Das hierin angesprochene Problem wird meist nicht zureichend erkannt. Es ist der im Kern klare, im einzelnen allerdings komplexe Tatbestand, dass unser moderner Begriff „Gesetz“ in wichtigen Aspekten nicht dasselbe besagt wie der reformatorische (und überhaupt vorneuzeitliche) Begriff. Der wichtigste Unterschied: Der moderne Gesetzesbegriff ist durchweg auf die Souveränität eines Gesetzgebers zugeschnitten (was, zugegeben, auch im reformatorischen „überführenden Brauch des Gesetzes“ eine, aber nur eine Wurzel hat). Der Grund hierfür ist die Ablösung vom alteuropäischen Naturrecht, dem zufolge jegliche Regulierung menschlicher Verhältnisse und menschlichen Verhalten letztlich einen göttlichen Gesetzgeber voraussetzt; an seine Stelle trat im Zeitalter der religiösen Bürgerkriege das die Bedürfnisse des Überlebens und des friedlichen Zusammenlebens sichernde und an der Vernunftnatur des Menschen orientierte Vertragsrecht. Dieses Vernunftrecht überträgt Gesetzgebung einem irdischen, aber letztinstanzlichen Souverän: Säkulare Politik tritt an die Stelle der politia Christiana, moralische „Autonomie“ an die Stelle des fremdbestimmten Gehorsams gegen Gebote. Die Folge dieses Vorgangs ist bis heute, dass die Verbindlichkeit von Gesetzen kraft ihres als sinnvoll einsehbaren Inhalts und ihre Verbindlichkeit kraft des souveränen Willens des Gesetzgebers immer weiter auseinander traten. Genau dies ist der blinde Fleck des neueren theologischen Gesetzesbegriffs, der durchweg und betont auf die Souveränität Gottes rekurriert; daher die antinomistische oder aber umgekehrt nomistische Schlagseite der neueren evangelischen Theologie.

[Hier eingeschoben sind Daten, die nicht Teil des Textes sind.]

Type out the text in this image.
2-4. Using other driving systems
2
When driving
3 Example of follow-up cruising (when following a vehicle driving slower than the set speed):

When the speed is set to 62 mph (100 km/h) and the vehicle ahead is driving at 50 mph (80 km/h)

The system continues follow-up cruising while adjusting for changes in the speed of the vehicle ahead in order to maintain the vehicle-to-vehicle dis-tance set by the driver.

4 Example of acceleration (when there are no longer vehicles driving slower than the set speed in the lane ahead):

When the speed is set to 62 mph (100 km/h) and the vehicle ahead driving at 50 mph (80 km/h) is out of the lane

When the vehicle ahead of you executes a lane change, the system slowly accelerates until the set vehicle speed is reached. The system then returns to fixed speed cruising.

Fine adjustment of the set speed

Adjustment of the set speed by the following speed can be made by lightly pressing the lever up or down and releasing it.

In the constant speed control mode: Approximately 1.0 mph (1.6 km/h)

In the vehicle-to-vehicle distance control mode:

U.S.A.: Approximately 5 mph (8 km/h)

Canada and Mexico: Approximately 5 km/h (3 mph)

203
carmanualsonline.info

Der Antinomismus beruft sich gern auf Luthers Relativierung des alttestamentlichen Gesetzes als „der Juden Sachsenspiegel“ bzw. auf die These, die Christen könnten und sollten „neue Dekaloge machen“. Doch sah Luther den Dekalog nicht bloß als positives göttliches Gesetz (lex divina) an, das Gott auf dem Berg Sinai für das Volk Israel aufgerichtet hatte, sondern zugleich als dasjenige Gesetz, das Gott allen Menschengeschöpfen ins Herz eingeschrieben hatte, als „Naturrecht“ (lex naturalis): Jedem Verständigen, sofern er sich nicht durch die Affekte des Eigeninteresses hinreißen ließ, musste der gute Sinn dieser Grund- und Grenzregeln lebens- und gemeinschaftsgemäßen Verhaltens aus Erfahrung und Vernunft einleuchten. Sodann folgt so etwas wie „neue Dekaloge aufstellen“ dem biblischen, von Jesus Christus in Person bewahrheiteten Liebesgebot. Dieses aber hat seinen Charakter als Gebot nicht trotz, sondern wegen der Erfüllung des Ersten Gebots im rechten Gottesvertrauen; eine Erfüllung, die im Sich-Verlassen auf das zugesprochene „Ich bin“ Gottes besteht. Kurz, der richtige, dem Liebesgebot folgende Gebrauch des Dekalogs in der christlichen Lebensführung hängt an der Erfüllung des Ersten Gebots im Glauben.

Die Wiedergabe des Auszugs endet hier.